"Ezanville : sa culture du cannabis le conduit en prison" par Le parisien
Ici, nous évoluons dans un cas de figure ou l’interpelé avait quand même fait son beurre avec de la Weed (66 200 euros saisis + une Mercedes classe C). Cette histoire est significative du fait qu’il y a de plus en plus de gens qui cultivent du cannabis en France au stade de développer de la bonne qualité en quantités suffisante pour assurer conso et revente. C’est une alternative au marché noir classique (résine) dominé par la pègre et, je suis obligé de le rappeler, par quelques flics ripoux. C’est aussi l’occasion de contredire celles et ceux qui accusent la justice de laxisme et de ne jamais punir assez ! Bref, tout cela pour dire que l’on ferait mieux de légaliser et d’encadrer la pratique ... à moins de vouloir mettre tout un pan de la population en camp de concentration. On estime à 300 000 le nombre de cannabiculteurs en France dont plus de la moitié pour assurer leur seule consommation (pas d’intérêts financiers convoités). Lequel des deux argent est le plus sale ? Celui que Daesh se fait avec le shit ? Ou celui de Christian Dupont qui fait pousser sa weed dans son placard et entasse ses fringues sur un fauteuil ? Et qui ne demanderait qu’à pouvoir payer des impôts ... en échange d’avoir la paix. 3 ans, dont deux fermes, c’est quand même cher payé, non ? J’entends d’avance parmi nos détracteurs, des gens hurler que non ... ce n’est pas assez ! Lui ôter tout son argent "mal acquis" est déjà une lourde sanction mais pourquoi l’enfermer, les petits consommateurs-trafiquants de Weed ne sont pas des gangsters, au contraire, ils essayent même d’échapper au milieux tenu par les gangsters en produisant leur propre herbe.

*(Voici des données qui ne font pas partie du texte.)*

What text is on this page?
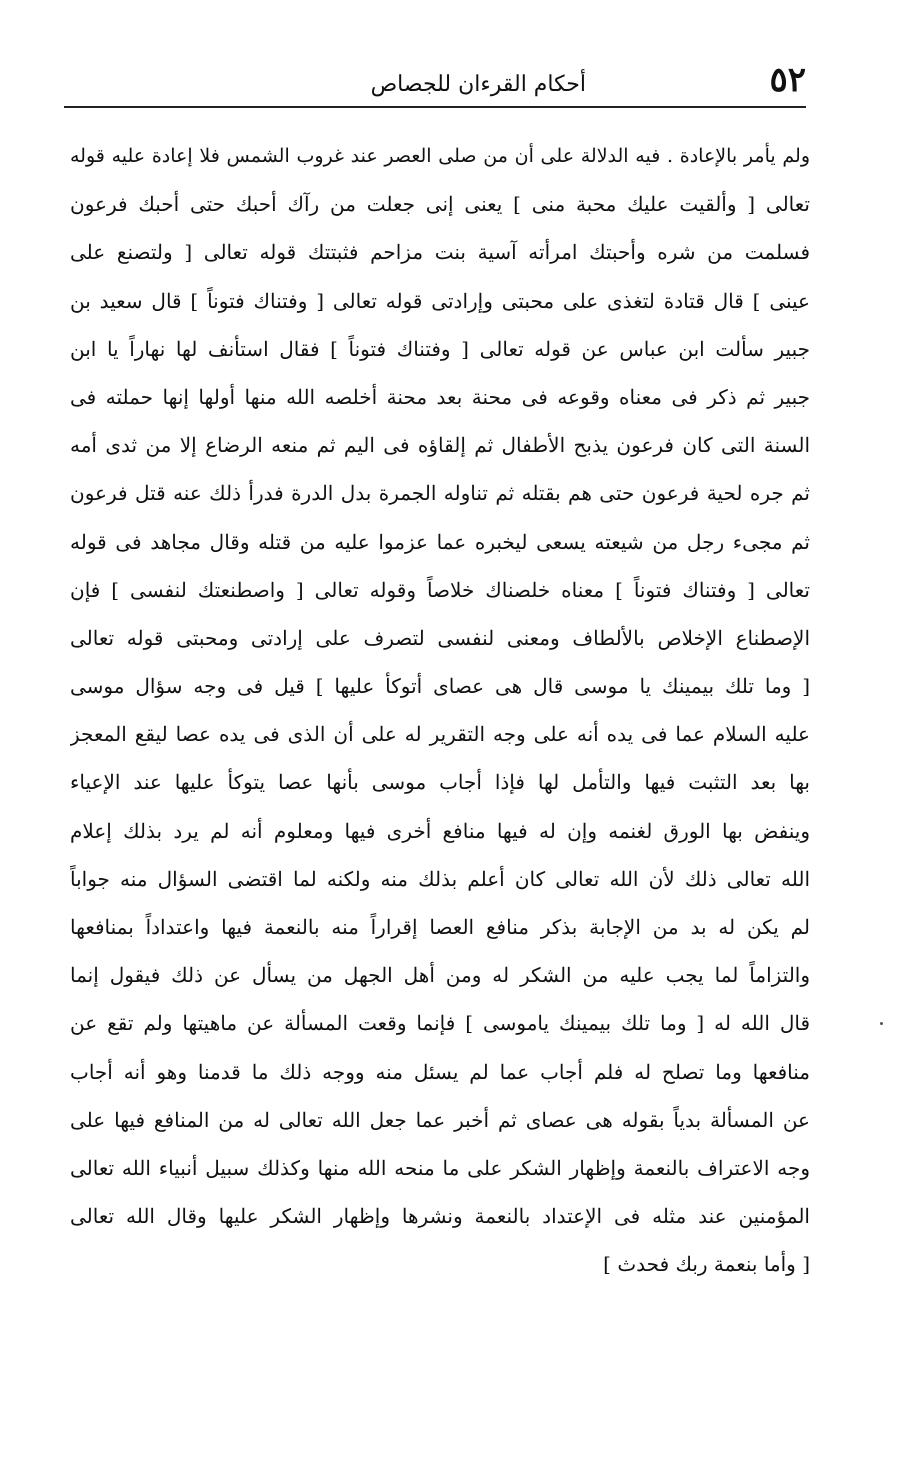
٥٢
أحكام القرءان للجصاص
ولم يأمر بالإعادة . فيه الدلالة على أن من صلى العصر عند غروب الشمس فلا إعادة عليه قوله
تعالى [ وألقيت عليك محبة منى ] يعنى إنى جعلت من رآك أحبك حتى أحبك فرعون
فسلمت من شره وأحبتك امرأته آسية بنت مزاحم فثبتتك قوله تعالى [ ولتصنع على
عينى ] قال قتادة لتغذى على محبتى وإرادتى قوله تعالى [ وفتناك فتوناً ] قال سعيد بن
جبير سألت ابن عباس عن قوله تعالى [ وفتناك فتوناً ] فقال استأنف لها نهاراً يا ابن
جبير ثم ذكر فى معناه وقوعه فى محنة بعد محنة أخلصه الله منها أولها إنها حملته فى
السنة التى كان فرعون يذبح الأطفال ثم إلقاؤه فى اليم ثم منعه الرضاع إلا من ثدى أمه
ثم جره لحية فرعون حتى هم بقتله ثم تناوله الجمرة بدل الدرة فدرأ ذلك عنه قتل فرعون
ثم مجىء رجل من شيعته يسعى ليخبره عما عزموا عليه من قتله وقال مجاهد فى قوله
تعالى [ وفتناك فتوناً ] معناه خلصناك خلاصاً وقوله تعالى [ واصطنعتك لنفسى ] فإن
الإصطناع الإخلاص بالألطاف ومعنى لنفسى لتصرف على إرادتى ومحبتى قوله تعالى
[ وما تلك بيمينك يا موسى قال هى عصاى أتوكأ عليها ] قيل فى وجه سؤال موسى
عليه السلام عما فى يده أنه على وجه التقرير له على أن الذى فى يده عصا ليقع المعجز
بها بعد التثبت فيها والتأمل لها فإذا أجاب موسى بأنها عصا يتوكأ عليها عند الإعياء
وينفض بها الورق لغنمه وإن له فيها منافع أخرى فيها ومعلوم أنه لم يرد بذلك إعلام
الله تعالى ذلك لأن الله تعالى كان أعلم بذلك منه ولكنه لما اقتضى السؤال منه جواباً
لم يكن له بد من الإجابة بذكر منافع العصا إقراراً منه بالنعمة فيها واعتداداً بمنافعها
والتزاماً لما يجب عليه من الشكر له ومن أهل الجهل من يسأل عن ذلك فيقول إنما
قال الله له [ وما تلك بيمينك ياموسى ] فإنما وقعت المسألة عن ماهيتها ولم تقع عن
منافعها وما تصلح له فلم أجاب عما لم يسئل منه ووجه ذلك ما قدمنا وهو أنه أجاب
عن المسألة بدياً بقوله هى عصاى ثم أخبر عما جعل الله تعالى له من المنافع فيها على
وجه الاعتراف بالنعمة وإظهار الشكر على ما منحه الله منها وكذلك سبيل أنبياء الله تعالى
المؤمنين عند مثله فى الإعتداد بالنعمة ونشرها وإظهار الشكر عليها وقال الله تعالى
[ وأما بنعمة ربك فحدث ]
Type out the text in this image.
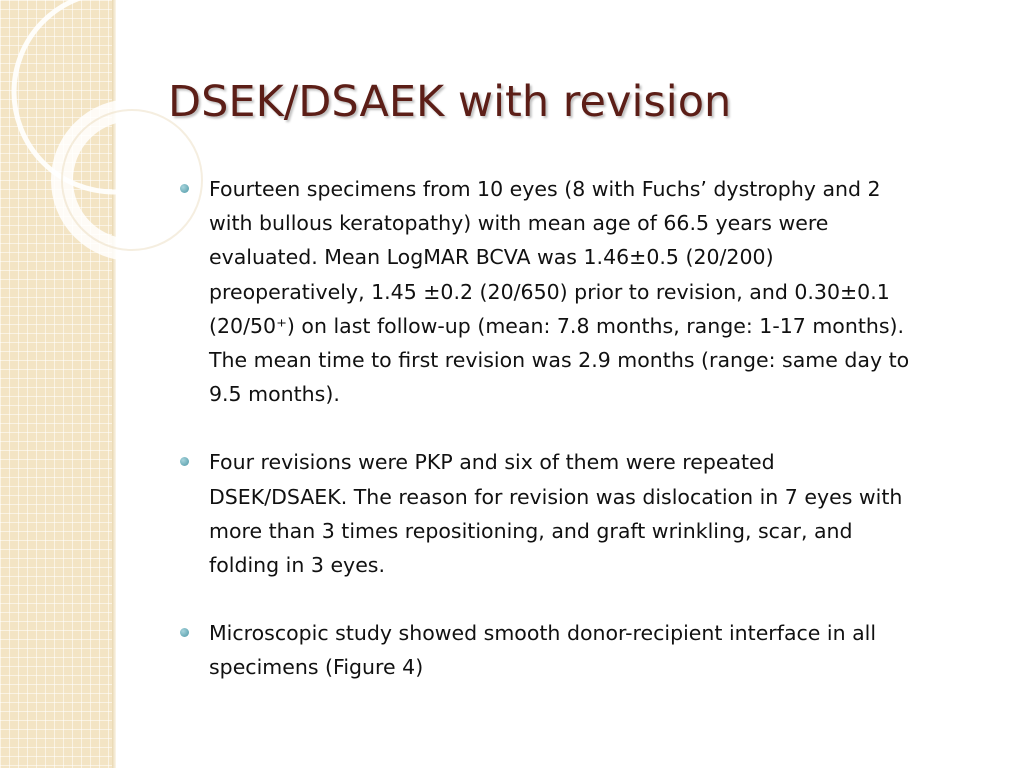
DSEK/DSAEK with revision
Fourteen specimens from 10 eyes (8 with Fuchs’ dystrophy and 2 with bullous keratopathy) with mean age of 66.5 years were evaluated. Mean LogMAR BCVA was 1.46±0.5 (20/200) preoperatively, 1.45 ±0.2 (20/650) prior to revision, and 0.30±0.1 (20/50⁺) on last follow-up (mean: 7.8 months, range: 1-17 months). The mean time to first revision was 2.9 months (range: same day to 9.5 months).
Four revisions were PKP and six of them were repeated DSEK/DSAEK. The reason for revision was dislocation in 7 eyes with more than 3 times repositioning, and graft wrinkling, scar, and folding in 3 eyes.
Microscopic study showed smooth donor-recipient interface in all specimens (Figure 4)
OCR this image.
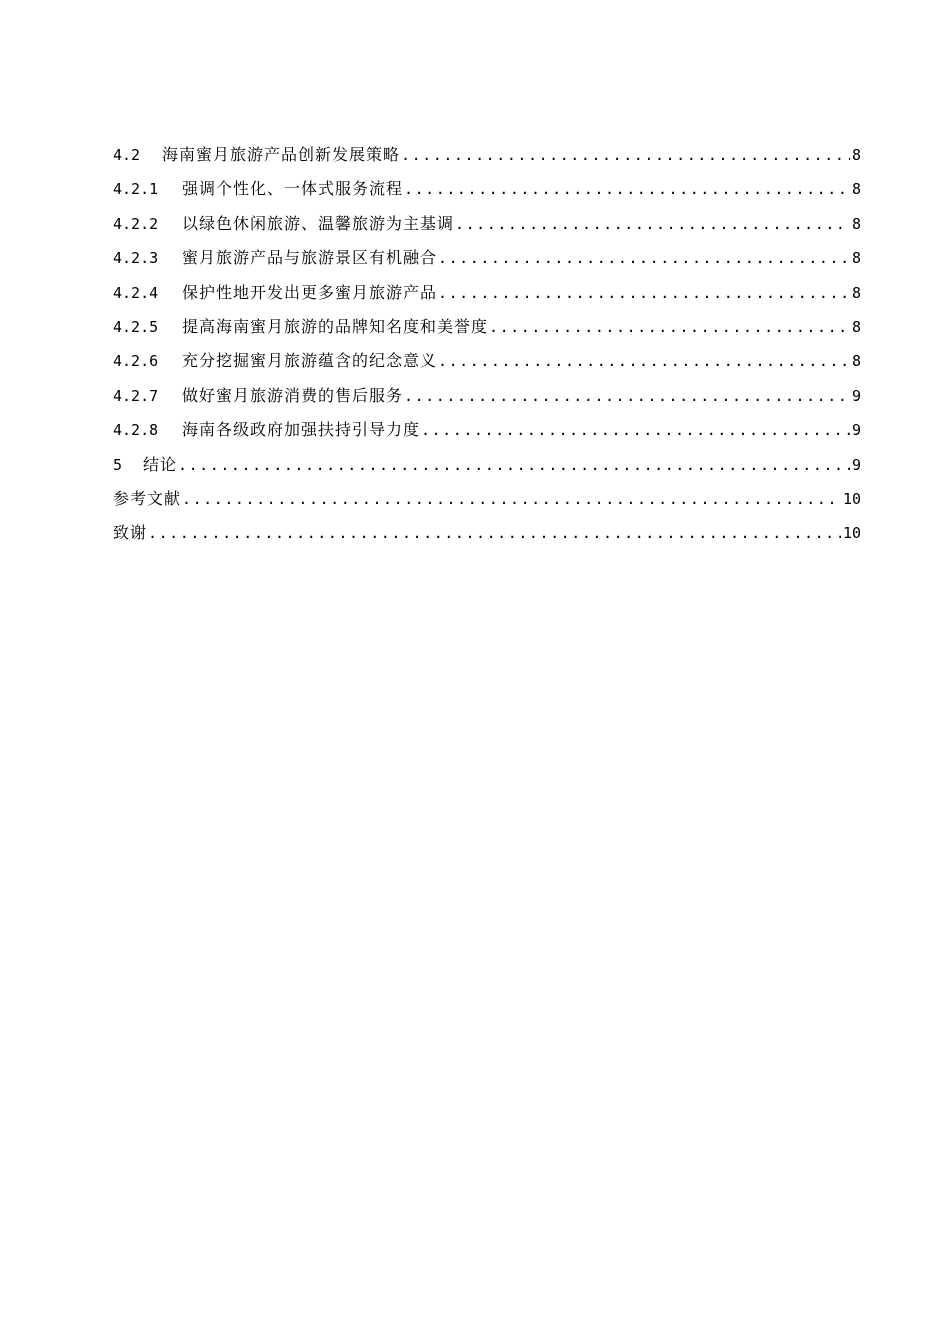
4.2	海南蜜月旅游产品创新发展策略 .....	8
4.2.1	强调个性化、一体式服务流程 .....	8
4.2.2	以绿色休闲旅游、温馨旅游为主基调 .....	8
4.2.3	蜜月旅游产品与旅游景区有机融合 .....	8
4.2.4	保护性地开发出更多蜜月旅游产品 .....	8
4.2.5	提高海南蜜月旅游的品牌知名度和美誉度 .....	8
4.2.6	充分挖掘蜜月旅游蕴含的纪念意义 .....	8
4.2.7	做好蜜月旅游消费的售后服务 .....	9
4.2.8	海南各级政府加强扶持引导力度 .....	9
5	结论 .....	9
参考文献 .....	10
致谢 .....	10
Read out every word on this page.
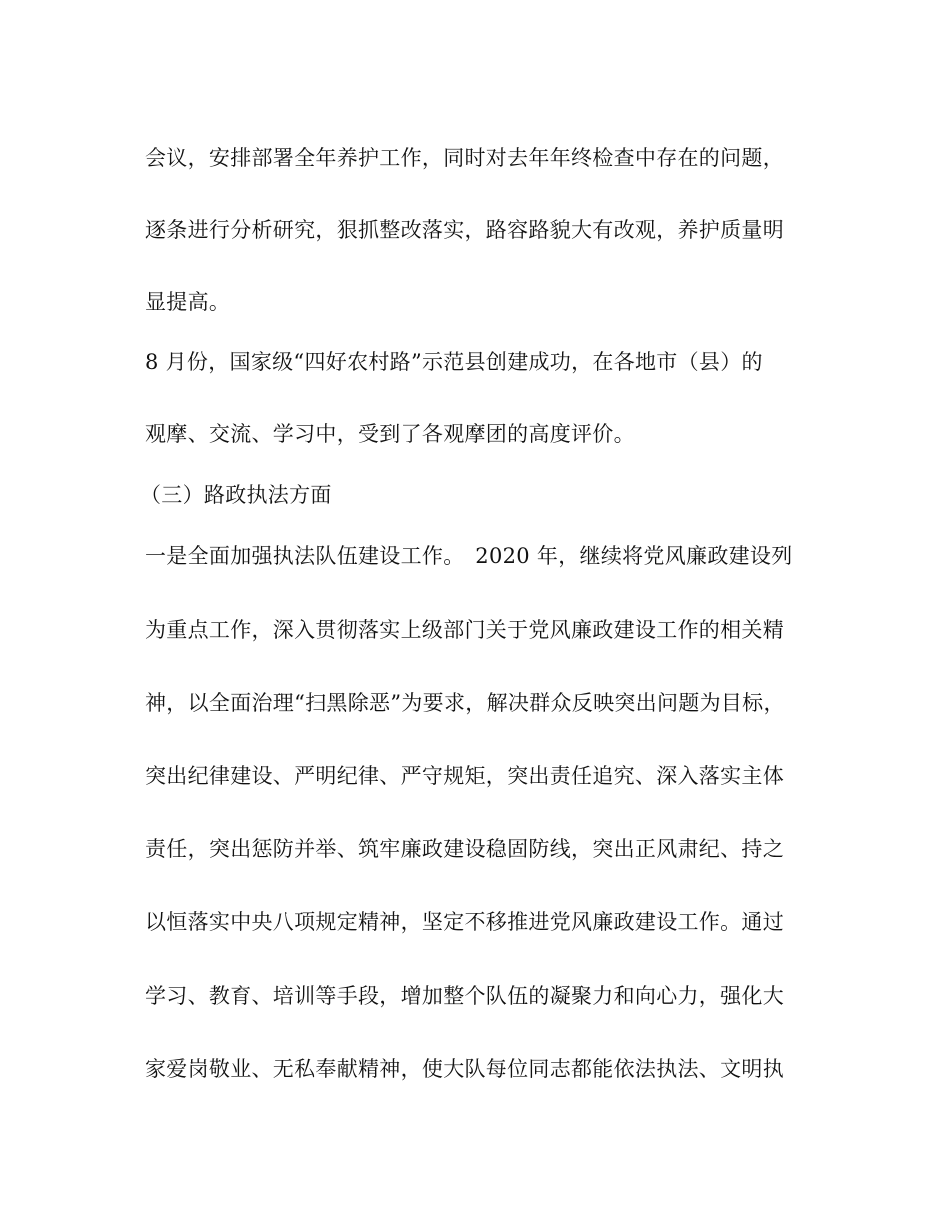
会议，安排部署全年养护工作，同时对去年年终检查中存在的问题，
逐条进行分析研究，狠抓整改落实，路容路貌大有改观，养护质量明
显提高。
8 月份，国家级“四好农村路”示范县创建成功，在各地市（县）的
观摩、交流、学习中，受到了各观摩团的高度评价。
（三）路政执法方面
一是全面加强执法队伍建设工作。　2020 年，继续将党风廉政建设列
为重点工作，深入贯彻落实上级部门关于党风廉政建设工作的相关精
神，以全面治理“扫黑除恶”为要求，解决群众反映突出问题为目标，
突出纪律建设、严明纪律、严守规矩，突出责任追究、深入落实主体
责任，突出惩防并举、筑牢廉政建设稳固防线，突出正风肃纪、持之
以恒落实中央八项规定精神，坚定不移推进党风廉政建设工作。通过
学习、教育、培训等手段，增加整个队伍的凝聚力和向心力，强化大
家爱岗敬业、无私奉献精神，使大队每位同志都能依法执法、文明执
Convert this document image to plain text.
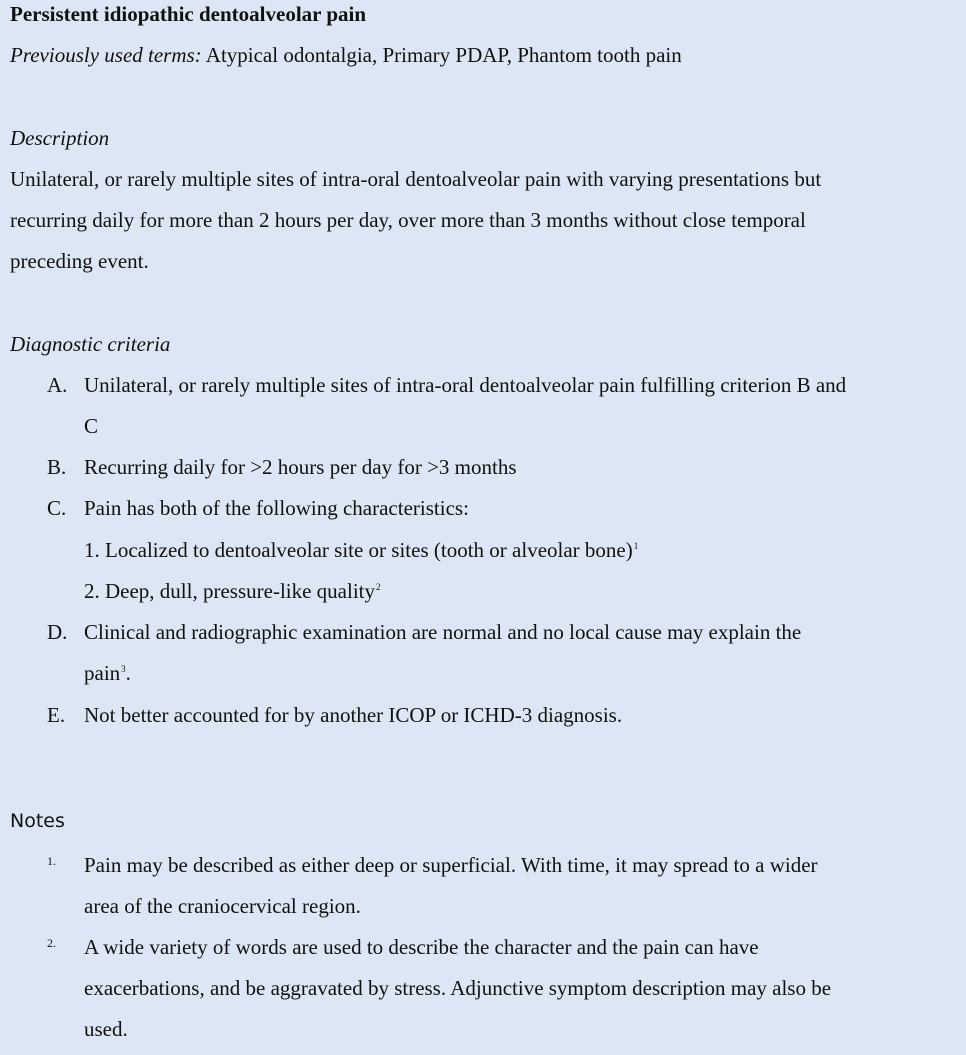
Persistent idiopathic dentoalveolar pain
Previously used terms: Atypical odontalgia, Primary PDAP, Phantom tooth pain
Description
Unilateral, or rarely multiple sites of intra-oral dentoalveolar pain with varying presentations but
recurring daily for more than 2 hours per day, over more than 3 months without close temporal
preceding event.
Diagnostic criteria
A. Unilateral, or rarely multiple sites of intra-oral dentoalveolar pain fulfilling criterion B and
C
B. Recurring daily for >2 hours per day for >3 months
C. Pain has both of the following characteristics:
1. Localized to dentoalveolar site or sites (tooth or alveolar bone)$^1$
2. Deep, dull, pressure-like quality$^2$
D. Clinical and radiographic examination are normal and no local cause may explain the
pain$^3$.
E. Not better accounted for by another ICOP or ICHD-3 diagnosis.
Notes
1. Pain may be described as either deep or superficial. With time, it may spread to a wider
area of the craniocervical region.
2. A wide variety of words are used to describe the character and the pain can have
exacerbations, and be aggravated by stress. Adjunctive symptom description may also be
used.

Par Sébastien Roselé, publié le 22 août 2016, 19h08 | MAJ : 22 août 2016, 19h08
Ezanville : sa culture du cannabis le conduit en prison
Illustration. Un homme de 52 ans faisait pousser du cannabis dans une chambre du domicile de son ex-compagne. Alors que son casier judiciaire était vierge, il a été condamné à un total de trois ans de prison dont deux ans fermes.
Un trafic qualifié d’« artisanal ». Ce lundi, avec sa colocataire et un client, un homme de 52 ans était jugé pour trafic de cannabis au tribunal de Pontoise. Il a été condamné à deux ans de prison ferme et un an avec sursis.
Depuis 2012, il avait installé dans une chambre de l’appartement de son ex-compagne à Ézanville, une plantation de cannabis qu’il gérait d’une main de maître. Une habileté saluée par la juge. « C’est dommage que vous ayez cultivé quelque chose d’illicite car vous tenez très bien votre comptabilité. »
Il consommait la moitié de sa production. Le reste, il le vendait à trois clients seulement. « On est sur un marché de niche, un peu comme les parfums, a commenté la procureure. On produit de la qualité et on vend à des clients privilégiés. » Lors de l’arrestation du quinquagénaire le 11 juillet, les gendarmes ont saisi sa Mercedes classe C et 2 200 € en espèces. Sur ses comptes, les gendarmes ont trouvé 12 000 € alors qu’il ne touche que 500 € de RSA par mois.
Didier a commencé à fumer du cannabis après un grave accident de moto survenu en 1981. « J’avais de grosses douleurs au dos. Je prenais douze cachets par jour. Le cannabis atténuait mes douleurs et m’aidait à dormir. » Mais ce n’est qu’en 2013 qu’il fait sa première récolte. Il a rencontré sa compagne, avec laquelle il a eu une fille, en 1985. Ils se sont séparés en 2003. Mais depuis 2012, elle l’héberge.
Sur ses comptes à elle, les gendarmes ont trouvé un total de 42 000 €. Considérant qu’elle était complice, elle a été condamnée à 18 mois de prison dont 10 avec sursis mais elle a été laissée libre. Son argent a été confisqué. Seul un des trois clients du trafiquant à être poursuivi, un cuisinier de 33 ans, condamné à 8 mois avec sursis. En plus de ses deux ans de prison ferme, le gérant du trafic a vu tout son argent et sa Mercedes confisqués. Aucun des trois prévenus n’avait jamais été condamné.